あなたとホワイトウェディングを夢みて

 半ば叱責されたことに鈴木課長は表情を曇らせ、かなり不満げな様子を見せた。その態度が気に入らない郁未は課長を横目に情報処理課から出て行く。
 すると背後から課長の田中への苦情が聞こえてくると郁未の足が止まる。

「佐伯君は最近弛んでいるようだな。その度に専務に叱られてはこちらが堪ったものじゃない」
「でも、佐伯さんは優秀なプログラマーですよ。こんなミスはしないと思うんですが」
「とんでもない。危なっかしくて、一人で任せられないから、私が佐伯君の仕上げたコードを逐一チェックしてるんだぞ」
「まさか課長が勝手に佐伯さんのプログラムを弄ったんですか?!」

 留美を見下す課長に呆れて田中が声を荒げる。二人のセリフを聞いた郁未は舌打ちすると情報処理課を後にした。
 その日は結局深夜まで残業を余儀なくされた田中。プログラムの不具合の原因が課長にあると確信したものの、それを専務の郁未に告げることに躊躇し、不具合の修正が終わったことだけを報告した。
 田中にとっては憧れの専務。郁未の気を惹きたいのはやまやまだが、今回ばかりは浮かれることは出来ず仕事に集中してしまった。
 そして、翌朝、会議前の専務室。
 田中にプログラム不具合の件を聞いた留美が、出社後、専務室へとやって来ては即座に謝罪し、仏頂面をして座る郁未のデスク前で小さく縮こまり頭を下げていた。

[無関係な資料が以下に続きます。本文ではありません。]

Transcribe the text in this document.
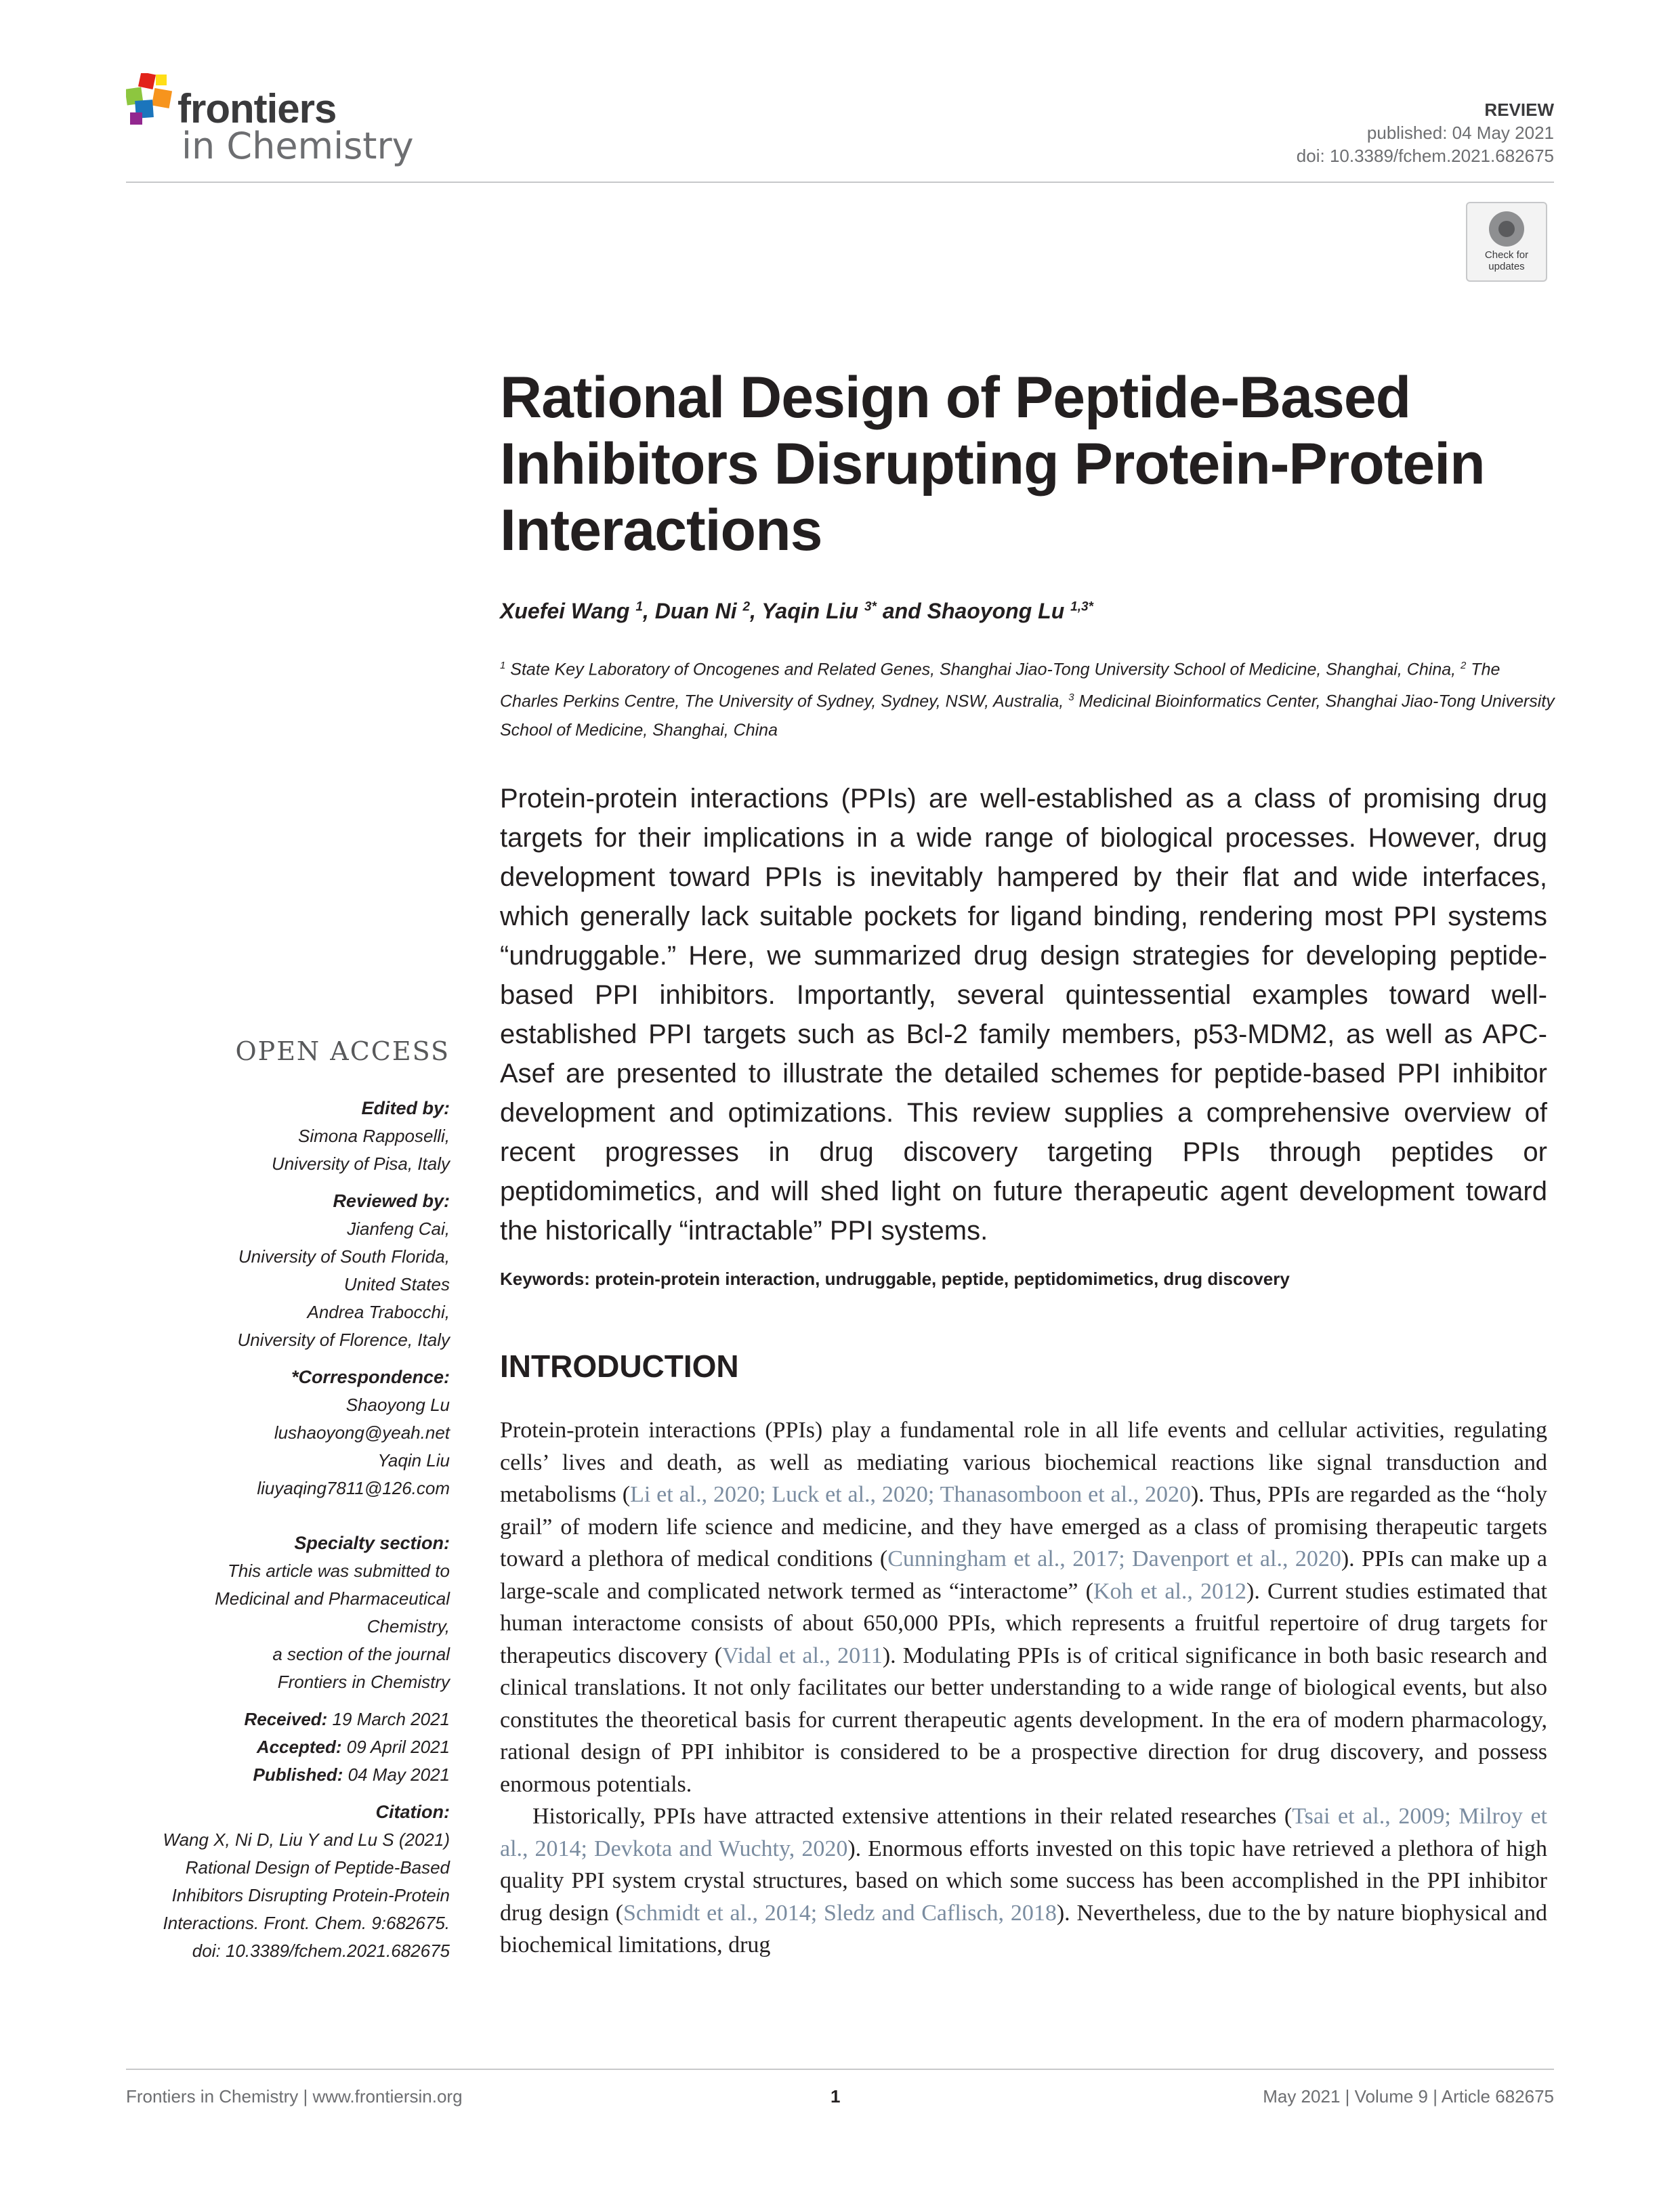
frontiers
in Chemistry
REVIEW
published: 04 May 2021
doi: 10.3389/fchem.2021.682675
Check for
updates
Rational Design of Peptide-Based Inhibitors Disrupting Protein-Protein Interactions
Xuefei Wang $^1$, Duan Ni $^2$, Yaqin Liu $^{3*}$ and Shaoyong Lu $^{1,3*}$
$^1$ State Key Laboratory of Oncogenes and Related Genes, Shanghai Jiao-Tong University School of Medicine, Shanghai, China, $^2$ The Charles Perkins Centre, The University of Sydney, Sydney, NSW, Australia, $^3$ Medicinal Bioinformatics Center, Shanghai Jiao-Tong University School of Medicine, Shanghai, China
Protein-protein interactions (PPIs) are well-established as a class of promising drug targets for their implications in a wide range of biological processes. However, drug development toward PPIs is inevitably hampered by their flat and wide interfaces, which generally lack suitable pockets for ligand binding, rendering most PPI systems “undruggable.” Here, we summarized drug design strategies for developing peptide-based PPI inhibitors. Importantly, several quintessential examples toward well-established PPI targets such as Bcl-2 family members, p53-MDM2, as well as APC-Asef are presented to illustrate the detailed schemes for peptide-based PPI inhibitor development and optimizations. This review supplies a comprehensive overview of recent progresses in drug discovery targeting PPIs through peptides or peptidomimetics, and will shed light on future therapeutic agent development toward the historically “intractable” PPI systems.
Keywords: protein-protein interaction, undruggable, peptide, peptidomimetics, drug discovery
INTRODUCTION

Protein-protein interactions (PPIs) play a fundamental role in all life events and cellular activities, regulating cells’ lives and death, as well as mediating various biochemical reactions like signal transduction and metabolisms (Li et al., 2020; Luck et al., 2020; Thanasomboon et al., 2020). Thus, PPIs are regarded as the “holy grail” of modern life science and medicine, and they have emerged as a class of promising therapeutic targets toward a plethora of medical conditions (Cunningham et al., 2017; Davenport et al., 2020). PPIs can make up a large-scale and complicated network termed as “interactome” (Koh et al., 2012). Current studies estimated that human interactome consists of about 650,000 PPIs, which represents a fruitful repertoire of drug targets for therapeutics discovery (Vidal et al., 2011). Modulating PPIs is of critical significance in both basic research and clinical translations. It not only facilitates our better understanding to a wide range of biological events, but also constitutes the theoretical basis for current therapeutic agents development. In the era of modern pharmacology, rational design of PPI inhibitor is considered to be a prospective direction for drug discovery, and possess enormous potentials.

Historically, PPIs have attracted extensive attentions in their related researches (Tsai et al., 2009; Milroy et al., 2014; Devkota and Wuchty, 2020). Enormous efforts invested on this topic have retrieved a plethora of high quality PPI system crystal structures, based on which some success has been accomplished in the PPI inhibitor drug design (Schmidt et al., 2014; Sledz and Caflisch, 2018). Nevertheless, due to the by nature biophysical and biochemical limitations, drug

OPEN ACCESS
Edited by:
Simona Rapposelli,
University of Pisa, Italy
Reviewed by:
Jianfeng Cai,
University of South Florida,
United States
Andrea Trabocchi,
University of Florence, Italy
*Correspondence:
Shaoyong Lu
lushaoyong@yeah.net
Yaqin Liu
liuyaqing7811@126.com
Specialty section:
This article was submitted to
Medicinal and Pharmaceutical
Chemistry,
a section of the journal
Frontiers in Chemistry
Received: 19 March 2021
Accepted: 09 April 2021
Published: 04 May 2021
Citation:
Wang X, Ni D, Liu Y and Lu S (2021)
Rational Design of Peptide-Based
Inhibitors Disrupting Protein-Protein
Interactions. Front. Chem. 9:682675.
doi: 10.3389/fchem.2021.682675
Frontiers in Chemistry | www.frontiersin.org	1	May 2021 | Volume 9 | Article 682675
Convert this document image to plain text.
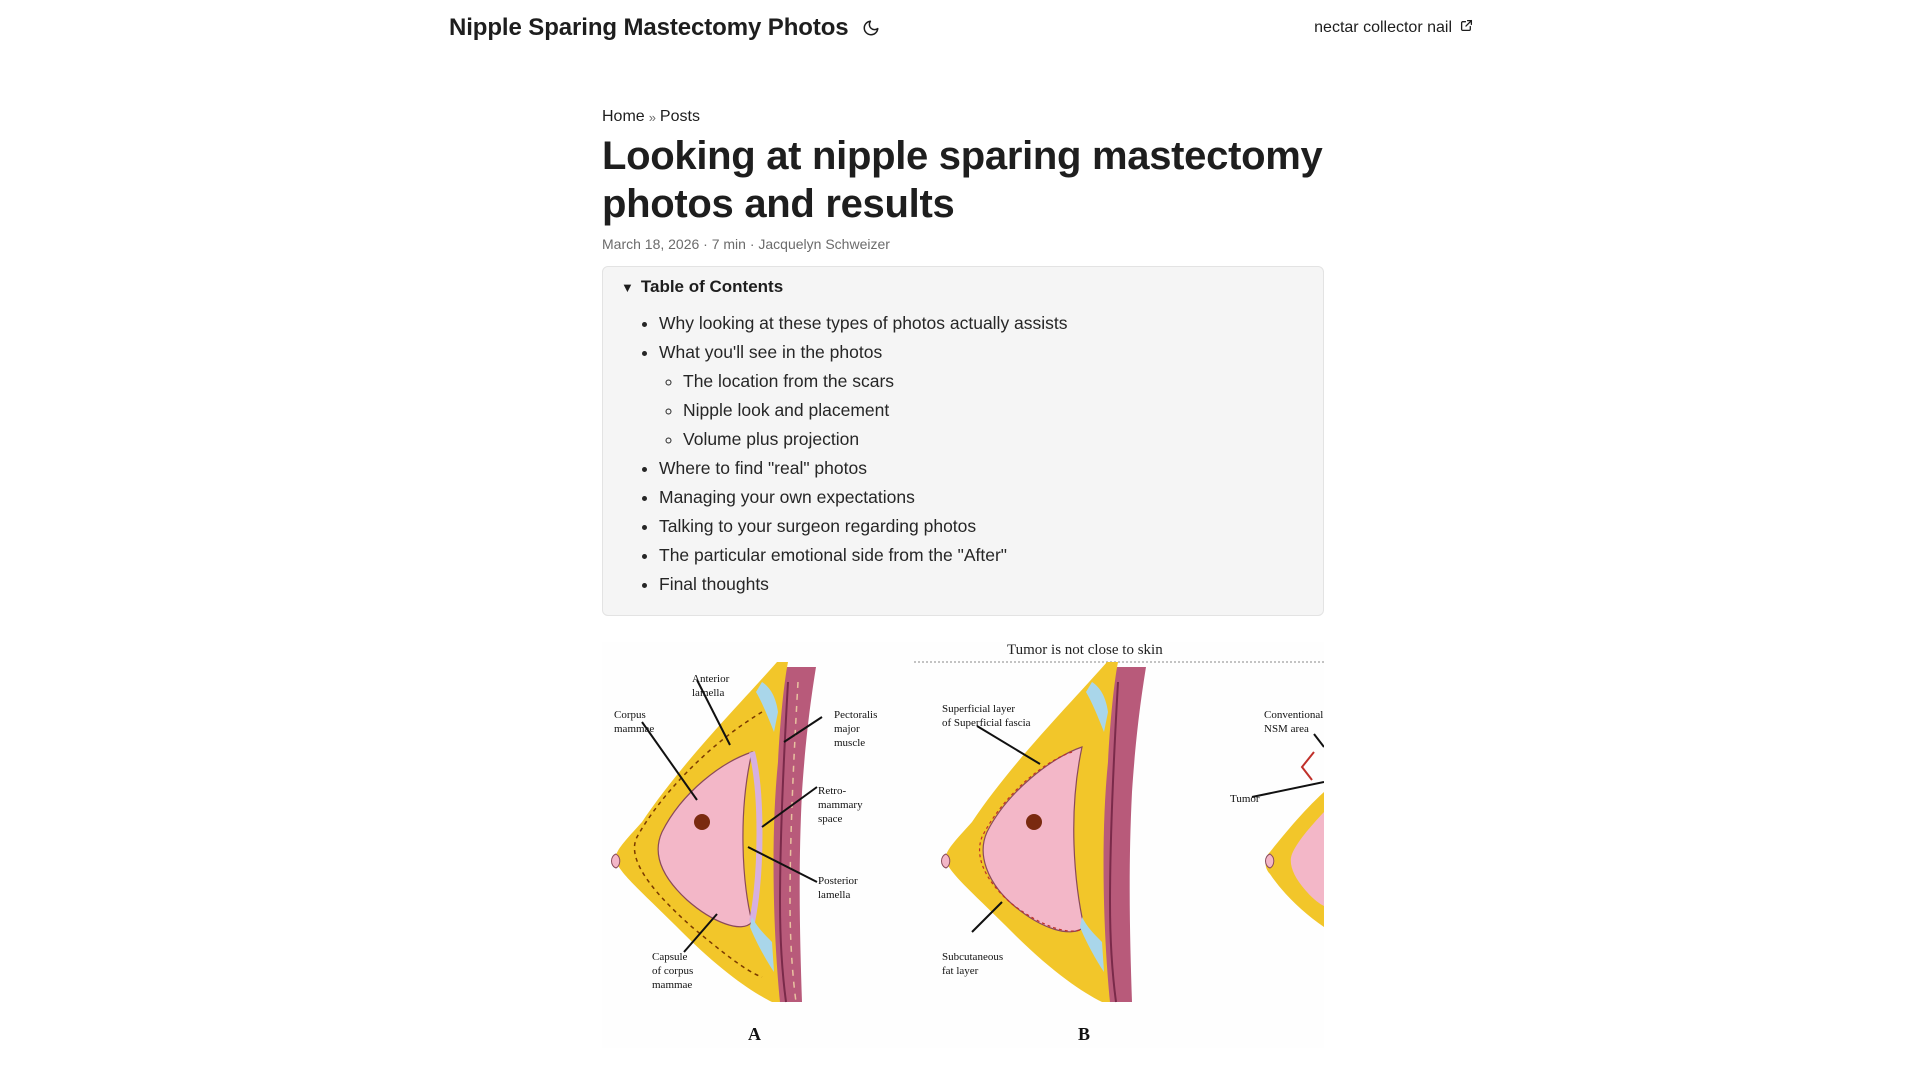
Nipple Sparing Mastectomy Photos	nectar collector nail
Home » Posts
Looking at nipple sparing mastectomy photos and results
March 18, 2026 · 7 min · Jacquelyn Schweizer
▼ Table of Contents
• Why looking at these types of photos actually assists
• What you'll see in the photos
◦ The location from the scars
◦ Nipple look and placement
◦ Volume plus projection
• Where to find "real" photos
• Managing your own expectations
• Talking to your surgeon regarding photos
• The particular emotional side from the "After"
• Final thoughts
Anterior lamella
Corpus mammae
Pectoralis major muscle
Retro-mammary space
Posterior lamella
Capsule of corpus mammae
A
Tumor is not close to skin
Superficial layer of Superficial fascia
Subcutaneous fat layer
B
Conventional NSM area
Tumor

「今回は大事な企画のプログラムだ。この前のExcelの表とは重要度が違う」
「申し訳ありません」

 課長が手を加えたことで不具合が起きたと、事実を知らずに留美はひたすら自分の落ち度を謝罪する。この時ばかりは流石の留美も借りてきた猫のように静かに頭を垂れている。